If Western troops leave the Afghan Army and the Taliban still locked in combat, China is worried that the Uighur “East Turkmenistan Independence Movement,” which Beijing regards as a terrorist group, might find refuge in Taliban-controlled zones. Officials here also fear an upsurge of drug smuggling through Xinjiang.

More frightening, though, is the prospect that continued fighting and possible Taliban gains would spill over into Pakistan, China’s closest regional ally. “A disaster in Afghanistan could undermine China’s strategic bulwark in the region,” points out Andrew Small, an analyst at the German Marshall Fund in Washington who is writing a book about China’s relationship with Pakistan.

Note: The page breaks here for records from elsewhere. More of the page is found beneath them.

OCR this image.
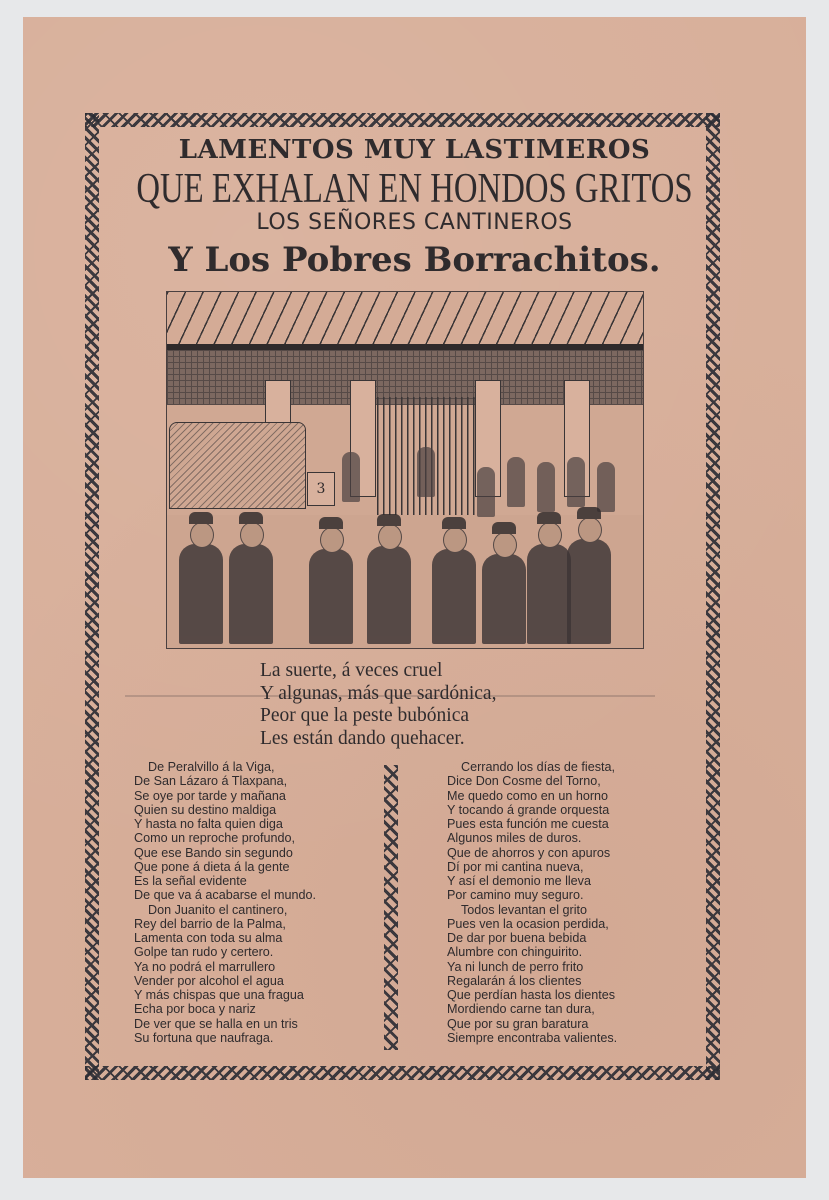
LAMENTOS MUY LASTIMEROS
QUE EXHALAN EN HONDOS GRITOS
LOS SEÑORES CANTINEROS
Y Los Pobres Borrachitos.
3
La suerte, á veces cruel
Y algunas, más que sardónica,
Peor que la peste bubónica
Les están dando quehacer.
De Peralvillo á la Viga,
De San Lázaro á Tlaxpana,
Se oye por tarde y mañana
Quien su destino maldiga
Y hasta no falta quien diga
Como un reproche profundo,
Que ese Bando sin segundo
Que pone á dieta á la gente
Es la señal evidente
De que va á acabarse el mundo.
Don Juanito el cantinero,
Rey del barrio de la Palma,
Lamenta con toda su alma
Golpe tan rudo y certero.
Ya no podrá el marrullero
Vender por alcohol el agua
Y más chispas que una fragua
Echa por boca y nariz
De ver que se halla en un tris
Su fortuna que naufraga.
Cerrando los días de fiesta,
Dice Don Cosme del Torno,
Me quedo como en un horno
Y tocando á grande orquesta
Pues esta función me cuesta
Algunos miles de duros.
Que de ahorros y con apuros
Dí por mi cantina nueva,
Y así el demonio me lleva
Por camino muy seguro.
Todos levantan el grito
Pues ven la ocasion perdida,
De dar por buena bebida
Alumbre con chinguirito.
Ya ni lunch de perro frito
Regalarán á los clientes
Que perdían hasta los dientes
Mordiendo carne tan dura,
Que por su gran baratura
Siempre encontraba valientes.
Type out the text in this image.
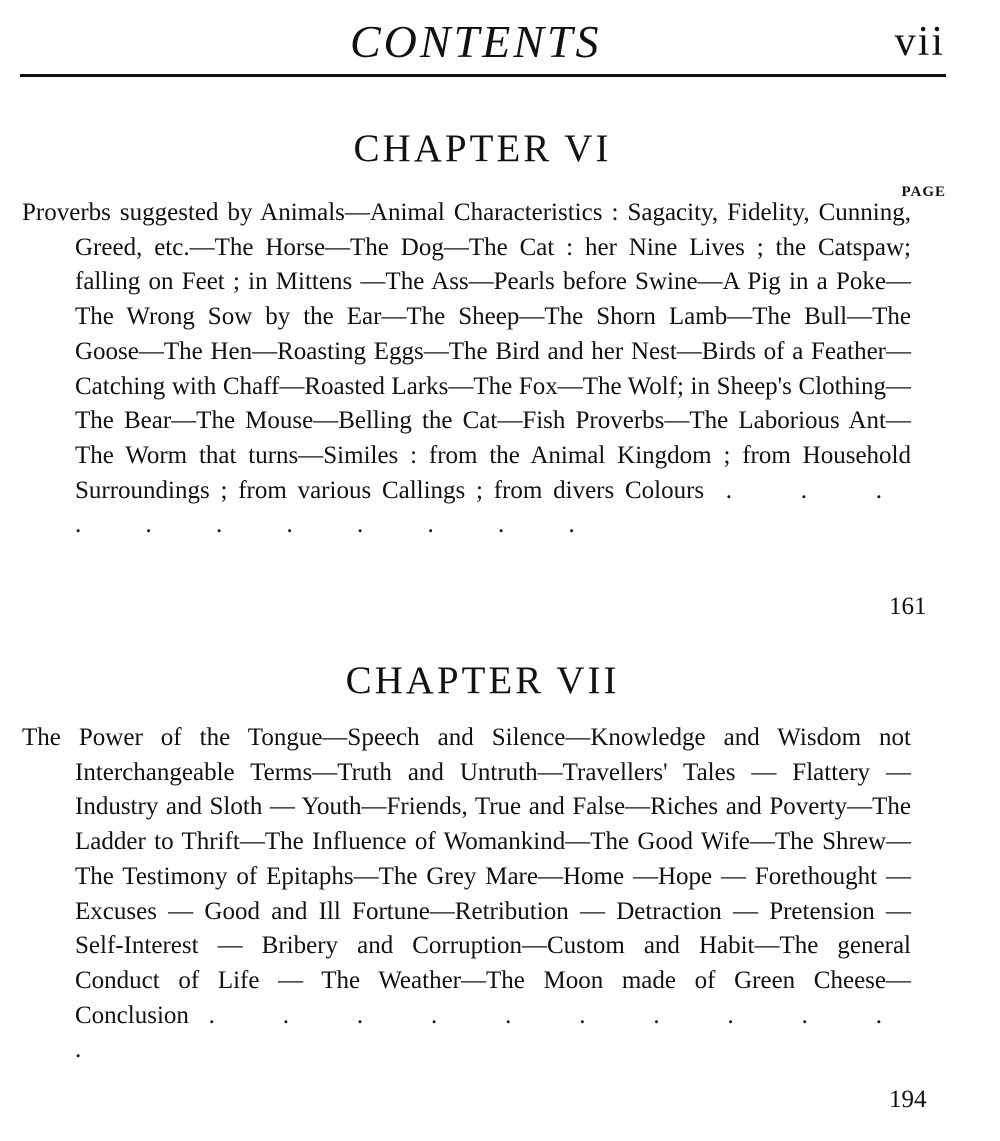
CONTENTS	vii
CHAPTER VI
PAGE

Proverbs suggested by Animals—Animal Characteristics : Sagacity, Fidelity, Cunning, Greed, etc.—The Horse—The Dog—The Cat : her Nine Lives ; the Catspaw; falling on Feet ; in Mittens —The Ass—Pearls before Swine—A Pig in a Poke—The Wrong Sow by the Ear—The Sheep—The Shorn Lamb—The Bull—The Goose—The Hen—Roasting Eggs—The Bird and her Nest—Birds of a Feather—Catching with Chaff—Roasted Larks—The Fox—The Wolf; in Sheep's Clothing—The Bear—The Mouse—Belling the Cat—Fish Proverbs—The Laborious Ant—The Worm that turns—Similes : from the Animal Kingdom ; from Household Surroundings ; from various Callings ; from divers Colours . . . . . . . . . . .

161
CHAPTER VII

The Power of the Tongue—Speech and Silence—Knowledge and Wisdom not Interchangeable Terms—Truth and Untruth—Travellers' Tales — Flattery — Industry and Sloth — Youth—Friends, True and False—Riches and Poverty—The Ladder to Thrift—The Influence of Womankind—The Good Wife—The Shrew—The Testimony of Epitaphs—The Grey Mare—Home —Hope — Forethought — Excuses — Good and Ill Fortune—Retribution — Detraction — Pretension — Self-Interest — Bribery and Corruption—Custom and Habit—The general Conduct of Life — The Weather—The Moon made of Green Cheese—Conclusion . . . . . . . . . . .

194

At the same time, a security vacuum in Afghanistan could prompt a proxy conflict there between regional rivals India and Pakistan, further complicating China’s position.

“If Afghan troubles spilled into Pakistan, that could turn our alliance into chaos,” warns Ye. “China has the same interest as the Americans in preventing Pakistan from becoming a nest of terrorists.”

Indeed China’s interests in Afghanistan coincide strongly with Western interests, says Mr. Pantucci. “They want a stable, peaceful, prosperous country that they can trade with and build roads through and where they can seek natural resources,” he says. “Stability in Afghanistan would contribute to stability in Central Asia, and that would help Beijing develop Xinjiang, its biggest and poorest province.”

For the past decade, China has not played a significant role in Afghanistan. Its state owned companies have built roads and invested $3.5 billion in a copper mine, but according to the Chinese Embassy in Kabul, Beijing has contributed only $246 million in aid over the past decade; that is less than one-tenth of Japan’s aid, or half of South Korea’s.

Until now, concerns in Beijing about the proximity of NATO bases to Chinese territory have been offset by relief that at least somebody else was dealing with the problem in Afghanistan.

Now, says Zhang, “China has to face the fact that a withdrawal timetable has been confirmed and we have to focus on all the new problems that may crop up.”

In the US, adds Ye, “a lot of people may think that after their military withdraws in 2014, Afghanistan is not their business anymore. We, on the other hand, see 2014 as a very crucial year for Afghanistan, but we don’t see it as the end of anything. We are going to have to live with that.”